A queda

Eu tentei. Tentei dizer que nada ia bem, tentei dizer o que de fato eu sentia o que me afligia, o que me atormentava e me fazia afundar em um poço de melancolia.

E você apenas queria os meus sorrisos. Insensível, ausente, distante, não me ouvia.

A noite estava tão linda, as luzinhas dos outros apartamentos cintilavam, e o vento cinza uivava entre os pombais de pedra.

E eu sozinha.

A cada noite, uma parte de mim se diluía, escorrendo entre as minhas pernas, eu me desmanchava em arrependimentos, desaguando em dúvidas e anseios, em uma insegurança e medo crescentes.

Você jamais poderia me proteger, nem ao menos de mim mesma.

Eu estava doente, e para você tudo estava como deveria estar: roupas limpas e passadas, o almoço pronto pontualmente, a casa - nosso santuário - em mais perfeita ordem.

Tudo perfeito como deveria estar. Menos eu.

Com meus dedos grudados na mureta da sacada, brancos de frio. Olhava fixamente os carros passando pela avenida. A vizinha do 106, passeando com o cachorro. O filho adolescente da morandora do 115, chegando com a nova namoradinha. E você não chegava...

E eu esperava... e esperava...

Ansiava tê-lo perto. Só meu. Em meus braços. Em meu corpo. O seu cheiro, suas carícias. Seu amor. Como no princípio, lembra?. Mas a chama arrefeceu-se e se apagou, não sobrando nem a brasa a ser acesa do meu coração. Não havia mais significado, naquilo que chamávamos de casamento.

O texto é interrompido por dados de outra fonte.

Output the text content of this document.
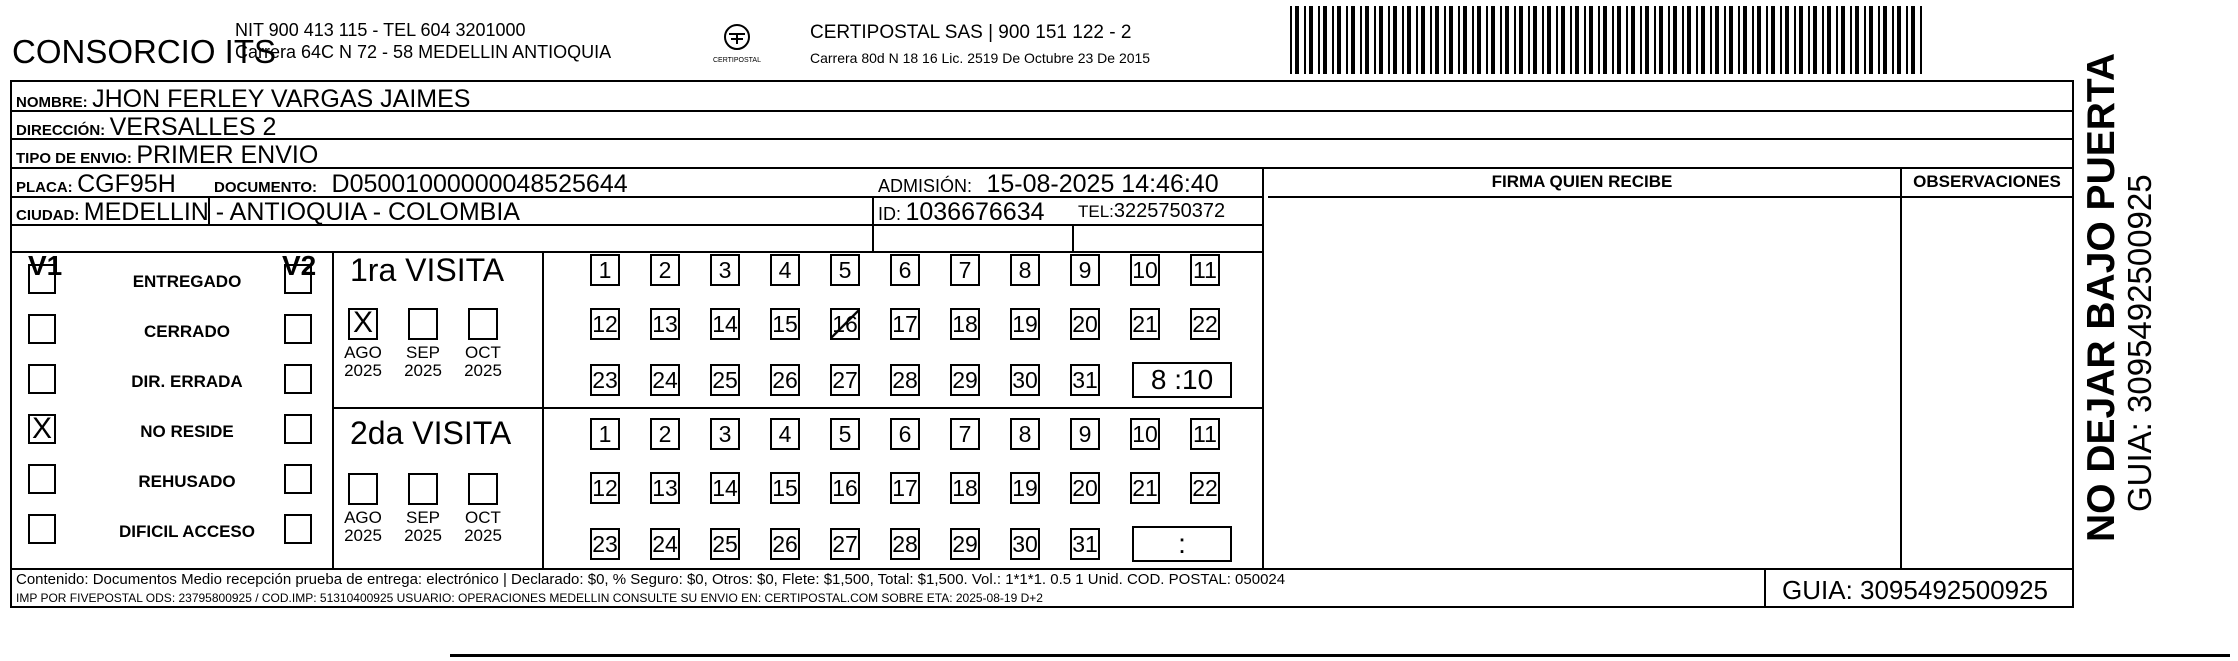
CONSORCIO ITS
NIT 900 413 115 - TEL 604 3201000
Carrera 64C N 72 - 58 MEDELLIN ANTIOQUIA	CERTIPOSTAL
CERTIPOSTAL SAS | 900 151 122 - 2
Carrera 80d N 18 16 Lic. 2519 De Octubre 23 De 2015
NOMBRE: JHON FERLEY VARGAS JAIMES
DIRECCIÓN: VERSALLES 2
TIPO DE ENVIO: PRIMER ENVIO
PLACA: CGF95H	DOCUMENTO: D05001000000048525644	ADMISIÓN: 15-08-2025 14:46:40
CIUDAD: MEDELLIN - ANTIOQUIA - COLOMBIA	ID: 1036676634 TEL:3225750372
FIRMA QUIEN RECIBE	OBSERVACIONES
V1	V2
ENTREGADO
CERRADO
DIR. ERRADA
X	NO RESIDE
REHUSADO
DIFICIL ACCESO
1ra VISITA
X
AGO
2025
SEP
2025
OCT
2025
1	2	3	4	5	6	7	8	9	10 11
12 13 14 15 16 17 18 19 20 21 22
23 24 25 26 27 28 29 30 31	8 :10
2da VISITA
AGO
2025
SEP
2025
OCT
2025
1	2	3	4	5	6	7	8	9	10 11
12 13 14 15 16 17 18 19 20 21 22
23 24 25 26 27 28 29 30 31	:
Contenido: Documentos Medio recepción prueba de entrega: electrónico | Declarado: $0, % Seguro: $0, Otros: $0, Flete: $1,500, Total: $1,500. Vol.: 1*1*1. 0.5 1 Unid. COD. POSTAL: 050024
IMP POR FIVEPOSTAL ODS: 23795800925 / COD.IMP: 51310400925 USUARIO: OPERACIONES MEDELLIN CONSULTE SU ENVIO EN: CERTIPOSTAL.COM SOBRE ETA: 2025-08-19 D+2	GUIA: 3095492500925
NO DEJAR BAJO PUERTA
GUIA: 3095492500925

Será que poderíamos nos chamar de casal?

Será que a pessoa egoísta, era eu?

Pendi o meu corpo, erguendo os pés do chão, arqueando o corpo, deixando o vento passar entre os meus dedos. Suspirando de tanta tristeza. O impulso à vontade, era irresistível, e não era a primeira vez que tais pensamentos obscuros turvavam a minha mente.

Eu tentei.

Forcei sorrisos para os seus amigos. Fingi simpatia para com os seus familiares. Sempre bela, loira e feliz. E assim perdia a cada gota, minha feminilidade. Quem eu era de fato?

Você me intitulava de frigida, dizia que o sexo comigo, era necrofilia.

O que eu podia fazer?

Já não era mais a mesma mulher vivida. A Vivian de sua vida e você já não era mais o homem da minha. Era o meu tormento, meu pesadelo diário, meu executor.

Escutei o tilintar das chaves, a maçaneta a girar, os pés arrastados, senti o seu cheiro misturado a álcool, perfume e batom. Eu sei, era boa em farejar mentiras.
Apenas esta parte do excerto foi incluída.